In ripples of heat the August drought still feeds
Vapors in the sky that swell to drench my state -
The Jersey rain, my rain, in streams and beads

Of indissoluble grudge and aspiration:
Original milk, replenisher of grief,
Descending destroyer, arrowed source of passion,
Silver and black, executioner, source of life.


Oregon Rain
Mike Keith

Here I sit, on a Friday, contemplating this life;
What have I gained? Few valid skills, in fine.
An inability to separate tenderness from strife,
A tendency to spend too much time on-line.

Yet sure I see it falling downward in the yard;
It scars and distresses as it pelts our land.
With transverse force the rocks break into shards,
And reshape or destroy, as if by unseen hand.
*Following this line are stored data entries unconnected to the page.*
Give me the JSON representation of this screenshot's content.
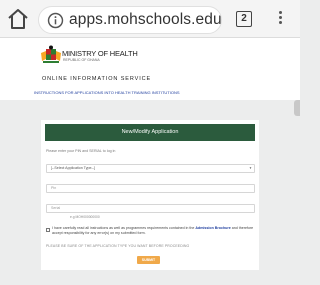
{
  "browser": {
    "url": "apps.mohschools.edu.gh",
    "tab_count": "2"
  },
  "header": {
    "ministry": "MINISTRY OF HEALTH",
    "ministry_sub": "REPUBLIC OF GHANA",
    "service": "ONLINE INFORMATION SERVICE",
    "instructions_link": "INSTRUCTIONS FOR APPLICATIONS INTO HEALTH TRAINING INSTITUTIONS"
  },
  "form": {
    "title": "New/Modify Application",
    "prompt": "Please enter your PIN and SERIAL to log in",
    "application_type": "[--Select Application Type--]",
    "pin_placeholder": "Pin",
    "serial_placeholder": "Serial",
    "serial_hint": "e.g MOH000000000",
    "agree_prefix": "I have carefully read all instructions as well as programmes requirements contained in the",
    "agree_link": "Admission Brochure",
    "agree_suffix": "and therefore accept responsibility for any error(s) on my submitted form.",
    "warning": "PLEASE BE SURE OF THE APPLICATION TYPE YOU WANT BEFORE PROCEEDING",
    "submit": "SUBMIT"
  },
  "colors": {
    "header_bar": "#2b5b3d",
    "submit_button": "#f0a94a",
    "link": "#1f3e9e"
  }
}
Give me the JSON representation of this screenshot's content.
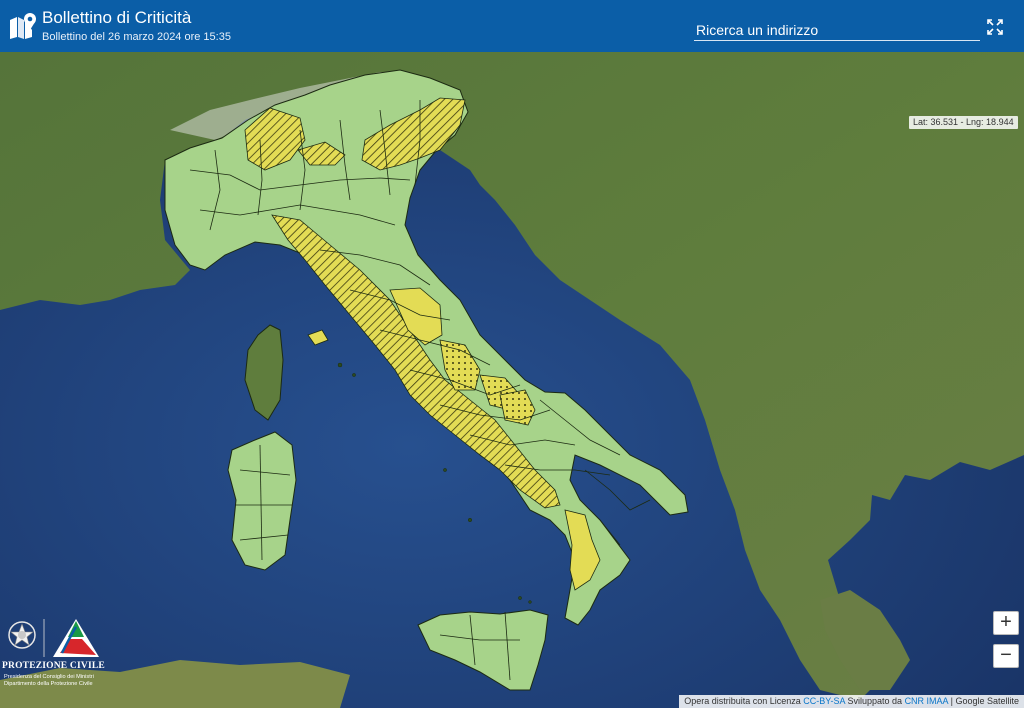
{
  "header": {
    "title": "Bollettino di Criticità",
    "subtitle": "Bollettino del 26 marzo 2024 ore 15:35",
    "search_placeholder": "Ricerca un indirizzo",
    "icon": "map-pin-icon",
    "fullscreen_icon": "fullscreen-icon",
    "background": "#0b5ea7"
  },
  "map": {
    "coordinates": "Lat: 36.531 - Lng: 18.944",
    "zoom_in": "+",
    "zoom_out": "−",
    "colors": {
      "green_zone": "#a8d68a",
      "yellow_zone": "#e6e05a",
      "sea": "#1f3f7a",
      "land": "#4c6a32"
    },
    "legend_states": [
      "green",
      "yellow-hatched",
      "yellow-dotted",
      "yellow"
    ]
  },
  "attribution": {
    "prefix": "Opera distribuita con Licenza",
    "license": "CC-BY-SA",
    "developed": "Sviluppato da",
    "org": "CNR IMAA",
    "separator": "|",
    "layer": "Google Satellite"
  },
  "logo": {
    "name": "PROTEZIONE CIVILE",
    "line1": "Presidenza del Consiglio dei Ministri",
    "line2": "Dipartimento della Protezione Civile"
  }
}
It crosses o'er the rivers to the sea,
Drives and flies and scars the golden field:
Gall of hyssop, that rivulet of self-pity,
The gradual coalescence of hot to cold.

The Oregon rain, their rain, squashes us all;
It buries Portland, Medford, Beaverton, Bend,
Sweet Home, King City, Oakridge, Klamath Falls.
I hear it still scurrying, even after it ends,

To depress us more, in January just like June.
With ungentle intent, a cloudy zenith's mood,
The rain pours again at the dawn-attended moon -
The Oregon rain, their rain, in bowers and woods

Of cheerless vacancy and overhydration:
The ultimate wet dream, the besotter of souls;
Wretched dowser, shadowy harbinger of extinction,
Mythical scythe-bearer, man's final goal.